Trachyandesite bodies are found only in combination with intrusions of monzoniteporphyries. Chemical composition of trachydolerites takes intermediate position between trachydolerites and monzoniteporphyries. They record quite high content of SiO₂ (49-54%), on average, more titanium than in monzonites (>3% TiO₂), total ferrum (>9% FeO), phosphorus (0,75% P₂O₅). Total content of alkali reaches 7,5% with equal or sometimes prevailing role of potassium. MgO, CaO, Ni, Co, Cr content is slightly higher than their values in monzonites. Like trachydolerites and monzoniteporphyries, trachyandesites are enriched in incompatible elements. REE distribution spectra for all trinity of alkaline rocks are steep, subparallel and unlike dolerites of the region, they don’t record europium minimum. Negative anomalies Sr and Ti are clearly manifested in multi-elemental trends of alkaline rocks, and trachydolerite spectrum doesn’t record niobium minimum. Significant rise of the melt alkalinity and accordingly enrichment of trachydolerites, trachyandesites and monzonites in light lanthanids is possibly due to deeper plunge of magma formation spots and fusion of alkaline olivine-basalt melt, from which firstly dikes of trachydolerite porphyrites were formed, and then dikes and stock-like bodies of monzonites and trachyandesites were formed (Tomshin, 2010). We use Tb/Yb_n ratio as indicator assessment of melt formation depth. This ratio is higher 1,8 value in magmas, formed from mantle source, regulated by garnet, and is lower 1,8 in less deep melts, equilibrium with spinel (Wang et al., 2002). The lowest values of Tb/Yb_n ratio are recorded in dolerites (in average 1,2), whereas it si much higher 1,8 (3,6 in trachydolerites, 2,6 in monzonites, 3,1 in trachyandesites) in the rocks of alkaline series. It suggest that, tholeiitic magma, forming dolerite bodies, was delivered from mantle source, corresponding to spinel stability, and alkaline-basalt mafma - from deeper source, equilibrium with garnet. This conclusion is also confirmed by values of ratios Sm/Yb_n = 1,68, Lu/Hf = 0,11, Ti/Y = 290 in dolerites, typical for spinel regulated area. In alkali rocks these ratios are: Sm/Yb_n = 9,38, Lu/Hf = 0,018, Ti/Y = 530 in trachydolerites, Sm/Yb_n =7,05, Lu/Hf = 0,017, Ti/Y = 487 in monzoniteporphyries and Sm/Yb_n = 7,80, Lu/Hf = 0,015, Ti/Y = 470 in trachyandesites, that indicate garnet presence in the source.

References:

Oleinikov B.V., Tomshin M.D. Temporal evolution of intrusive basic magmatism of the Siberian Platform. //Traps of Siberia and Deccan: similarities and differences. Novosibirsk: Nauka. 1991. P. 39-63 (in Russian).
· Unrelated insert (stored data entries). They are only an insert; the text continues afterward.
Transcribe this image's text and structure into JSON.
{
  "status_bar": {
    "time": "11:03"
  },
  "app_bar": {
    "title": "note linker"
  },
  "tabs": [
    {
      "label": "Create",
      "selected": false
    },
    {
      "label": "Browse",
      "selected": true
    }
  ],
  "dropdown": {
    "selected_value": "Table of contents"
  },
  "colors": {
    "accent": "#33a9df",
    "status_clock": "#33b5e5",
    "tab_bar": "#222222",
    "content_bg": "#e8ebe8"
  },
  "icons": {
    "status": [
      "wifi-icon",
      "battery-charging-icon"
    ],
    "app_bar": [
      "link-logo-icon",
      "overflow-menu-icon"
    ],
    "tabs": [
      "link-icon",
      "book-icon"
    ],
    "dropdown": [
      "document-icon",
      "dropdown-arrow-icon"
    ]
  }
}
Tomshin M.D. Magmatities of Ebe-Khaya Dike Belt as a Possible Primary Source of Placer Diamonds in the Northeastern Part of the Siberian Platform //Doklady Akademii Nauk., 2010. V.431. № 1., P. 78-80

Tomshin M.D., Okrugin A.V., Savvinov V.T., Shakhot’ko L.I. // The Ebe-Khaya Dike of trachydolerites on the north of the Siberian Platform. Geology and Geophysics. 1997. V. 38. № 9. P.1475-1483 (in Russian)

McDonough W, Sun S. The composition of the Earth // Chem. Geol., 1995. V.120. №3-4. P. 223-253.

Wang K., Plank T., Walker J.D., Smith E.L. A mantle melting profile across the Basin and Range, SW USA // J. Geophys. Res., 2002. V.107. № B1. 10.1029/2001JB000209.